Ein vollständiger Arbeitsablauf, um ein Speicherleck im verwalteten Heap unter .NET 11 zu finden: Wachstum mit dotnet-counters bestätigen, zwei gcdumps aufnehmen und vergleichen, dann einen Dump sammeln und mit dumpheap, gcroot und objsize in dotnet-dump analyze herausfinden, was die Referenz noch hält.

Um ein Speicherleck im verwalteten Heap unter .NET zu diagnostizieren, bestätigen Sie zuerst mit dotnet-counters monitor, dass das Wachstum real ist, erfassen dann zwei dotnet-gcdump collect-Momentaufnahmen im Abstand von einigen Minuten, um zu sehen, welche Typanzahl steigt, und nehmen anschließend einen dotnet-dump collect auf, um innerhalb von dotnet-dump analyze mit dumpheap -stat, dumpheap -type <Name> und gcroot <address> die Referenzkette zu finden, die diese Objekte am Leben hält. Der gcdump sagt Ihnen was wächst, praktisch ohne Overhead; der Dump sagt Ihnen, wer es hält. Sie brauchen beides, in dieser Reihenfolge. Dieser Artikel verwendet dotnet-gcdump und dotnet-dump 10.0 unter .NET 11 (zum Zeitpunkt des Schreibens Preview 6, GA im November 2026), aber jeder Befehl hier ist seit .NET Core 3.1 stabil.

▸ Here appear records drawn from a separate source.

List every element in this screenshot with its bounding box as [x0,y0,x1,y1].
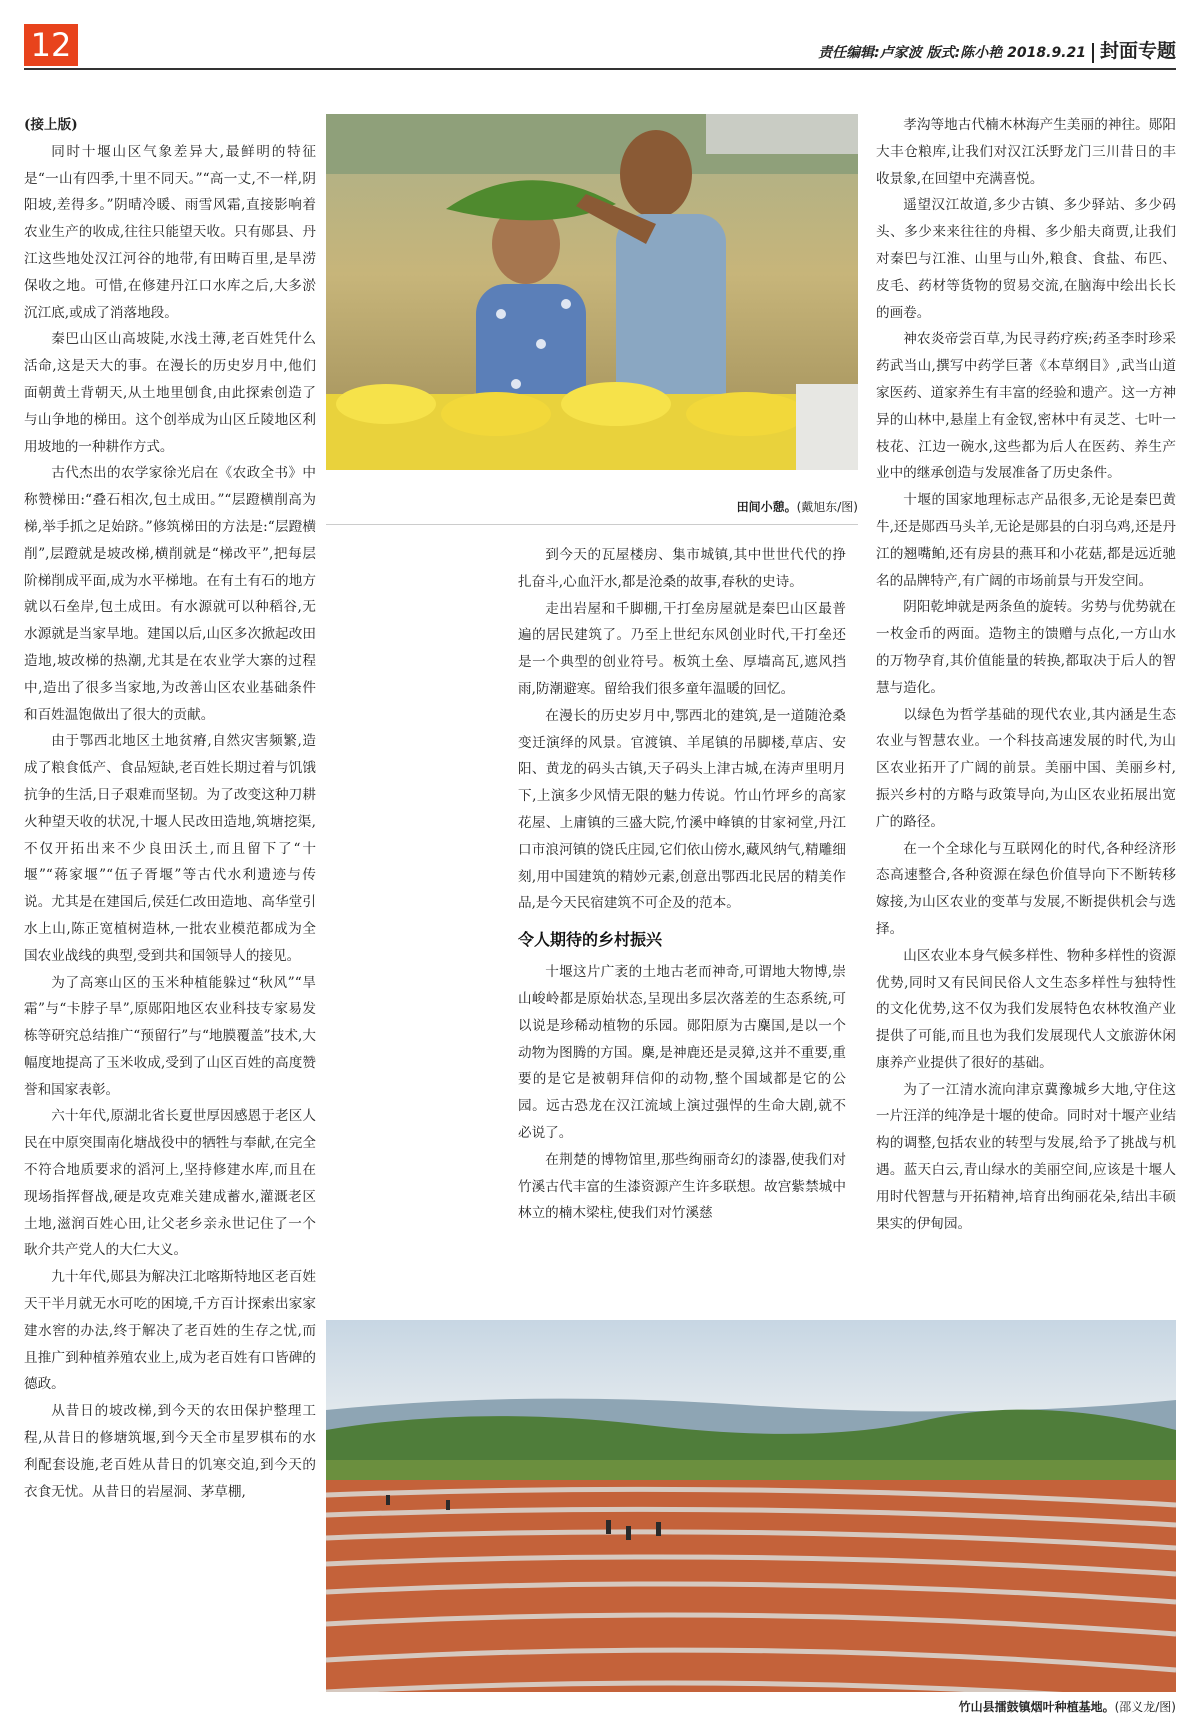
article-column-3 [876,112,1176,1237]
continued-note: (接上版) [24,117,78,133]
article-column-1 [24,112,316,1505]
paragraph: 古代杰出的农学家徐光启在《农政全书》中称赞梯田:“叠石相次,包土成田。”“层蹬横削高为梯,举手抓之足始跻。”修筑梯田的方法是:“层蹬横削”,层蹬就是坡改梯,横削就是“梯改平”,把每层阶梯削成平面,成为水平梯地。在有土有石的地方就以石垒岸,包土成田。有水源就可以种稻谷,无水源就是当家旱地。建国以后,山区多次掀起改田造地,坡改梯的热潮,尤其是在农业学大寨的过程中,造出了很多当家地,为改善山区农业基础条件和百姓温饱做出了很大的贡献。 [24,465,316,723]
paragraph: 神农炎帝尝百草,为民寻药疗疾;药圣李时珍采药武当山,撰写中药学巨著《本草纲目》,武当山道家医药、道家养生有丰富的经验和遗产。这一方神异的山林中,悬崖上有金钗,密林中有灵芝、七叶一枝花、江边一碗水,这些都为后人在医药、养生产业中的继承创造与发展准备了历史条件。 [876,331,1176,482]
paragraph: 为了高寒山区的玉米种植能躲过“秋风”“旱霜”与“卡脖子旱”,原郧阳地区农业科技专家易发栋等研究总结推广“预留行”与“地膜覆盖”技术,大幅度地提高了玉米收成,受到了山区百姓的高度赞誉和国家表彰。 [24,974,316,1098]
section-title: 封面专题 [1099,40,1176,62]
photo1-caption-text: 田间小憩。 [736,500,797,514]
photo2-caption [326,1698,1176,1715]
paragraph: 孝沟等地古代楠木林海产生美丽的神往。郧阳大丰仓粮库,让我们对汉江沃野龙门三川昔日的丰收景象,在回望中充满喜悦。 [876,117,1176,187]
paragraph: 同时十堰山区气象差异大,最鲜明的特征是“一山有四季,十里不同天。”“高一丈,不一样,阴阳坡,差得多。”阴晴冷暖、雨雪风霜,直接影响着农业生产的收成,往往只能望天收。只有郧县、丹江这些地处汉江河谷的地带,有田畴百里,是旱涝保收之地。可惜,在修建丹江口水库之后,大多淤沉江底,或成了消落地段。 [24,143,316,321]
paragraph: 十堰的国家地理标志产品很多,无论是秦巴黄牛,还是郧西马头羊,无论是郧县的白羽乌鸡,还是丹江的翘嘴鲌,还有房县的燕耳和小花菇,都是远近驰名的品牌特产,有广阔的市场前景与开发空间。 [876,492,1176,589]
photo-tobacco-field [326,1320,1176,1692]
photo1-caption [326,498,858,515]
caption-divider [326,524,858,525]
paragraph: 到今天的瓦屋楼房、集市城镇,其中世世代代的挣扎奋斗,心血汗水,都是沧桑的故事,春秋的史诗。 [518,547,846,590]
header-separator [1092,43,1094,63]
paragraph: 十堰这片广袤的土地古老而神奇,可谓地大物博,崇山峻岭都是原始状态,呈现出多层次落差的生态系统,可以说是珍稀动植物的乐园。郧阳原为古麇国,是以一个动物为图腾的方国。麇,是神鹿还是灵獐,这并不重要,重要的是它是被朝拜信仰的动物,整个国域都是它的公园。远古恐龙在汉江流域上演过强悍的生命大剧,就不必说了。 [518,964,846,1141]
header-layout: 版式:陈小艳 [926,45,1003,61]
paragraph: 在漫长的历史岁月中,鄂西北的建筑,是一道随沧桑变迁演绎的风景。官渡镇、羊尾镇的吊脚楼,草店、安阳、黄龙的码头古镇,天子码头上津古城,在涛声里明月下,上演多少风情无限的魅力传说。竹山竹坪乡的高家花屋、上庸镇的三盛大院,竹溪中峰镇的甘家祠堂,丹江口市浪河镇的饶氏庄园,它们依山傍水,藏风纳气,精雕细刻,用中国建筑的精妙元素,创意出鄂西北民居的精美作品,是今天民宿建筑不可企及的范本。 [518,707,846,912]
paragraph: 山区农业本身气候多样性、物种多样性的资源优势,同时又有民间民俗人文生态多样性与独特性的文化优势,这不仅为我们发展特色农林牧渔产业提供了可能,而且也为我们发展现代人文旅游休闲康养产业提供了很好的基础。 [876,947,1176,1071]
photo2-caption-text: 竹山县擂鼓镇烟叶种植基地。 [958,1700,1115,1714]
paragraph: 九十年代,郧县为解决江北喀斯特地区老百姓天干半月就无水可吃的困境,千方百计探索出家家建水窖的办法,终于解决了老百姓的生存之忧,而且推广到种植养殖农业上,成为老百姓有口皆碑的德政。 [24,1269,316,1393]
photo-couple-resting [326,114,858,470]
paragraph: 从昔日的坡改梯,到今天的农田保护整理工程,从昔日的修塘筑堰,到今天全市星罗棋布的水利配套设施,老百姓从昔日的饥寒交迫,到今天的衣食无忧。从昔日的岩屋洞、茅草棚, [24,1403,316,1500]
paragraph: 走出岩屋和千脚棚,干打垒房屋就是秦巴山区最普遍的居民建筑了。乃至上世纪东风创业时代,干打垒还是一个典型的创业符号。板筑土垒、厚墙高瓦,遮风挡雨,防潮避寒。留给我们很多童年温暖的回忆。 [518,600,846,697]
paragraph: 在一个全球化与互联网化的时代,各种经济形态高速整合,各种资源在绿色价值导向下不断转移嫁接,为山区农业的变革与发展,不断提供机会与选择。 [876,840,1176,937]
paragraph: 以绿色为哲学基础的现代农业,其内涵是生态农业与智慧农业。一个科技高速发展的时代,为山区农业拓开了广阔的前景。美丽中国、美丽乡村,振兴乡村的方略与政策导向,为山区农业拓展出宽广的路径。 [876,706,1176,830]
photo1-credit: (戴旭东/图) [796,500,858,514]
header-rule [24,68,1176,70]
header-editor: 责任编辑:卢家波 [818,45,922,61]
paragraph: 为了一江清水流向津京冀豫城乡大地,守住这一片汪洋的纯净是十堰的使命。同时对十堰产业结构的调整,包括农业的转型与发展,给予了挑战与机遇。蓝天白云,青山绿水的美丽空间,应该是十堰人用时代智慧与开拓精神,培育出绚丽花朵,结出丰硕果实的伊甸园。 [876,1081,1176,1232]
paragraph: 六十年代,原湖北省长夏世厚因感恩于老区人民在中原突围南化塘战役中的牺牲与奉献,在完全不符合地质要求的滔河上,坚持修建水库,而且在现场指挥督战,硬是攻克难关建成蓄水,灌溉老区土地,滋润百姓心田,让父老乡亲永世记住了一个耿介共产党人的大仁大义。 [24,1108,316,1259]
paragraph: 由于鄂西北地区土地贫瘠,自然灾害频繁,造成了粮食低产、食品短缺,老百姓长期过着与饥饿抗争的生活,日子艰难而坚韧。为了改变这种刀耕火种望天收的状况,十堰人民改田造地,筑塘挖渠,不仅开拓出来不少良田沃土,而且留下了“十堰”“蒋家堰”“伍子胥堰”等古代水利遗迹与传说。尤其是在建国后,侯廷仁改田造地、高华堂引水上山,陈正宽植树造林,一批农业模范都成为全国农业战线的典型,受到共和国领导人的接见。 [24,733,316,964]
header-info [818,36,1176,63]
page-header [24,24,1176,70]
subheading: 令人期待的乡村振兴 [518,930,663,950]
paragraph: 秦巴山区山高坡陡,水浅土薄,老百姓凭什么活命,这是天大的事。在漫长的历史岁月中,他们面朝黄土背朝天,从土地里刨食,由此探索创造了与山争地的梯田。这个创举成为山区丘陵地区利用坡地的一种耕作方式。 [24,331,316,455]
paragraph: 阴阳乾坤就是两条鱼的旋转。劣势与优势就在一枚金币的两面。造物主的馈赠与点化,一方山水的万物孕育,其价值能量的转换,都取决于后人的智慧与造化。 [876,599,1176,696]
photo2-credit: (邵义龙/图) [1114,1700,1176,1714]
paragraph: 遥望汉江故道,多少古镇、多少驿站、多少码头、多少来来往往的舟楫、多少船夫商贾,让我们对秦巴与江淮、山里与山外,粮食、食盐、布匹、皮毛、药材等货物的贸易交流,在脑海中绘出长长的画卷。 [876,197,1176,321]
paragraph: 在荆楚的博物馆里,那些绚丽奇幻的漆器,使我们对竹溪古代丰富的生漆资源产生许多联想。故宫紫禁城中林立的楠木梁柱,使我们对竹溪慈 [518,1151,846,1222]
article-column-2 [518,542,846,1227]
page-number: 12 [24,24,78,66]
header-date: 2018.9.21 [1007,45,1086,61]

Warum die Garbage Collection Sie hier nicht rettet

Ein Speicherleck im verwalteten Heap ist kein Leck im Sinne von C. Nichts bleibt unfreigegeben. Die Garbage Collection arbeitet genau wie vorgesehen: Sie sammelt kein Objekt ein, das von einer Wurzel aus erreichbar ist, und Ihr Code hat versehentlich einige hunderttausend Objekte erreichbar gemacht. Eine Wurzel ist ein statisches Feld, eine lebende lokale Variable oder ein Argument auf dem Stack eines Threads, ein starkes GC-Handle oder die Finalizer-Warteschlange. Alles andere ist von dort aus transitiv erreichbar.

Damit lautet die Diagnosefrage nie “warum lief die GC nicht?”. Sie lautet “welche Wurzelkette zeigt noch auf dieses Objekt?”. Alle Werkzeuge unten existieren, um genau diese eine Frage zu beantworten. Die klassischen Verursacher in einer ASP.NET Core-Anwendung:

Schritt 0: Beweisen Sie, dass es überhaupt ein Leck gibt

Sammeln Sie nichts, bevor Sie den verwalteten Heap über die Zeit haben wachsen sehen. Wachstum des Working Sets allein ist kein Leck im verwalteten Heap; es kann native Allokation sein, Fragmentierung, oder schlicht die GC, die dem Betriebssystem keinen Speicher zurückgibt, weil nichts Druck ausübt.

Installieren Sie die Werkzeuge einmalig und ermitteln Sie die PID:

# Verified with the .NET 11 SDK, July 2026
dotnet tool install --global dotnet-counters
dotnet tool install --global dotnet-gcdump
dotnet tool install --global dotnet-dump

dotnet-counters ps
# 4807  MyApi  /srv/myapi/MyApi

Beobachten Sie dann den Heap, nicht den Prozess:

dotnet-counters monitor --refresh-interval 5 --process-id 4807 \
  --counters System.Runtime[dotnet.gc.last_collection.heap.size,dotnet.process.memory.working_set]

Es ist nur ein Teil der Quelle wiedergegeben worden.